Senator Hinkle says, not on my watch!

Here in Montana, we put a lot of value in our public lands. They give us access to our outdoor way of life, and drive our economy. You would think that State Senator Jedediah Hinkle, a self-proclaimed protector of “our Montana Heritage,” would support any opportunity to celebrate these lands. Right? After all, his district ranges from the edge of Bozeman to West Yellowstone. It includes some of our most spectacular public lands, which bring a big economic benefit to local businesses and residents.

Senator Jedediah Hinkle

Recently, Rep. Virginia Court of Billings proposed a bill that would recognize our lands with their own day — Public Lands Day — here in Montana. Schools and the public could take the opportunity to celebrate our diverse public lands and to honor conservation heroes like Teddy Roosevelt.

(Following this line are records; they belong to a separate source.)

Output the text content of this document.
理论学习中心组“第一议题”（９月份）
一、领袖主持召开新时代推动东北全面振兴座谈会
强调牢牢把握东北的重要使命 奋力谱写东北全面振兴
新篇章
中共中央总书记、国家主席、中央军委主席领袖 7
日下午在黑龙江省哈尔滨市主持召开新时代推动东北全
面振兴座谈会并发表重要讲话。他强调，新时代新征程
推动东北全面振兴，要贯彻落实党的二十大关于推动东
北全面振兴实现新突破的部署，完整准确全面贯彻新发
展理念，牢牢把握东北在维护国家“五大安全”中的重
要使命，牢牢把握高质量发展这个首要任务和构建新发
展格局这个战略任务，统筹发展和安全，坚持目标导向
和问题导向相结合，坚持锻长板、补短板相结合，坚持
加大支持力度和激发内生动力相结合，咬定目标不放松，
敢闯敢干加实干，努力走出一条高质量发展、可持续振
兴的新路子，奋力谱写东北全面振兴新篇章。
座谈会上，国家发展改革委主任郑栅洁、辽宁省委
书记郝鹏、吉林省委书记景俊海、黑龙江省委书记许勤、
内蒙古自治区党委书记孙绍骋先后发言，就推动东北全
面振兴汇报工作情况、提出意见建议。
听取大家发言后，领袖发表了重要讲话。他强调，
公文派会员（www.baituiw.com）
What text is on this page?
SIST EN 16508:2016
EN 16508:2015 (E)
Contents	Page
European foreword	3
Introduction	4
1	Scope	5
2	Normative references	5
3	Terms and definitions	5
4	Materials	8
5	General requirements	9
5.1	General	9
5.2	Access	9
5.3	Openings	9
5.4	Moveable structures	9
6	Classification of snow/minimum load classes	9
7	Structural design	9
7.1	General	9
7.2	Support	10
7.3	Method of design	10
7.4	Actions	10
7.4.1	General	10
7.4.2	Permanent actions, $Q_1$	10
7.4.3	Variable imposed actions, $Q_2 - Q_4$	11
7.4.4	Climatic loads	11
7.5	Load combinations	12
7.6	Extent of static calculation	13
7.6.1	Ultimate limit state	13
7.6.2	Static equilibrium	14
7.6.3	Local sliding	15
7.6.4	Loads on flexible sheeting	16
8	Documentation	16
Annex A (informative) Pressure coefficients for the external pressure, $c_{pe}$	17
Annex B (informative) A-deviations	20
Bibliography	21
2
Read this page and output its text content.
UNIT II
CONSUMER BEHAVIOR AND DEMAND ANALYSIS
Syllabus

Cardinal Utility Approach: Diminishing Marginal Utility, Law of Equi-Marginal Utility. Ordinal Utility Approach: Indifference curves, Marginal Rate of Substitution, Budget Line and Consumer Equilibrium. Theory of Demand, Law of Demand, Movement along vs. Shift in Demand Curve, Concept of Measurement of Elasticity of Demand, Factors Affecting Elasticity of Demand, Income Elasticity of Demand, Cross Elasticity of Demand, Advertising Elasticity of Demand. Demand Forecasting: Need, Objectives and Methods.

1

Really, this seems like a pretty straightforward piece of business. It recognizes that our public lands are an important driver of the Montana economy, and it gives a shout-out to the places that make our state so special.

Well, Senator Hinkle didn’t like it.

How can the guy whose district includes access to Yellowstone National Park, the Hyalite-Porcupine, the Lee-Metcalf Wilderness, the Taylor-Hilgard Basin, and the Gallatin River be against the celebration of these lands by school kids and families?

Horse train in Yellowstone National Park. Photo by Alzada Roche.

Hinkle was joined by his officemate, Senator Jennifer Fielder, in an attempt to squash this bill. Not great company as she is known for her attempts to sell off federal public lands, which could ultimately hurt our ability to use them.

In the hearing, Hinkle nitpicked over language and semantics. The bill’s sponsor offered to let him amend the bill’s language if it would make him more comfortable. But he didn’t take her up on that offer. It makes you wonder if he was really interested in getting this bipartisan bill passed, or if just wanted to argue for the sake of argument.

This was a simple, feel-good, non-controversial bill that would have celebrated something we all love. Come on, Hinkle. Even the U.S. Senate could pass a resolution by a 100-0 vote establishing a National Parks Week, and we all know how effective those folks are! You can do better than this.